In a massive upset in the Conference USA tournament quarterfinals, ninth-seeded Southern Miss took down number-one Middle Tennessee in overtime. The Golden Eagles, who only went 14-17 in the regular season, played step for step with their conference’s regular season champ all night, eventually outlasting them 71-68, and dealing perhaps a critical blow to the Blue Raiders’ NCAA Tournament hopes. The legendary run of what we’ll call the Giddy Potts era at Middle Tennessee could now have a pretty awful, anticlimactic end.
The Blue Raiders, who gave the NCAA Tournament one of its biggest upsets in history when they beat Michigan State as a 15-seed in 2016, and also upset Minnesota last year as a 12-seed, won the regular season Conference USA title by going 16-2—with their only losses, strangely enough, both coming against fourth-place Marshall.

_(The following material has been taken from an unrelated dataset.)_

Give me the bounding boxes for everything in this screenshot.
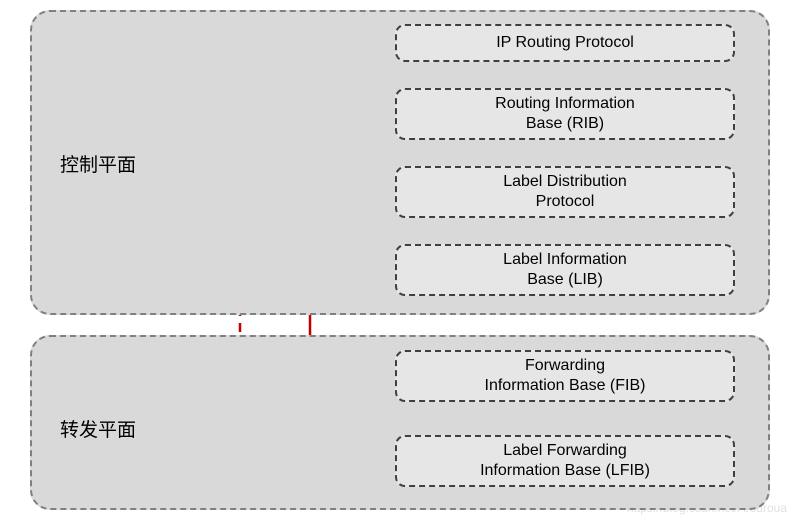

In getting that record, they beat a very good Western Kentucky team twice, and a 24-6 Old Dominion group on the road. Non-conference play, however, lacks a signature win, as the team played Auburn, USC, and Miami (FL) in December but lost to all of them.
By most measurements, that resume puts Middle Tennessee right squarely on the bubble, with their fate in the hands of a committee that historically doesn’t—and has no real incentive to—favor smaller schools in its process. Illinois State went 17-1 in the Missouri Valley Conference in 2017, but couldn’t top Wichita State and ended up on the outside looking in come Tournament time. Monmouth, too, went 18-2 in the MAAC in 2017, winning that conference by four games but losing their bid when they got upset by Siena in the conference tournament. On the surface, Middle Tennessee looks no different from these teams.
However, there is some reason to hope. For one, Middle Tennessee’s a proven winner in the Big Dance already, with their 2-2 record in the past two years outpacing many more prominent schools. That shows that they’re no one-year fluke team, and it could give them an edge. The Blue Raiders’ RPI, a terrible stat that’s nevertheless taken seriously by the selection committee, is also currently a strong 28th in the country, which shouldn’t be why they get in, but also couldn’t hurt. And going by the elusive “eye test,” MTSU is a great defensive team with a strong core of upperclassmen who have yet to get blown out all year—all positives for a tournament group.
If you’re picking the field, it all comes down to, what do you want in your NCAA Tournament? Do you prefer a team that went through a tough, grinding conference schedule with less-than-stellar results—like Alabama, Oklahoma State, or Syracuse? Or do you reward a small school for a low-key but impressive year, even if they didn’t earn an expected automatic bid? This is a weird, parity-heavy year in college basketball, so it’s hard to agitate that any team on the bubble deserves to get booted when it feels like any one of them can make a run. But even though a lesser team will take the allocated Conference USA slot, the Blue Raiders should still get a chance for another upset.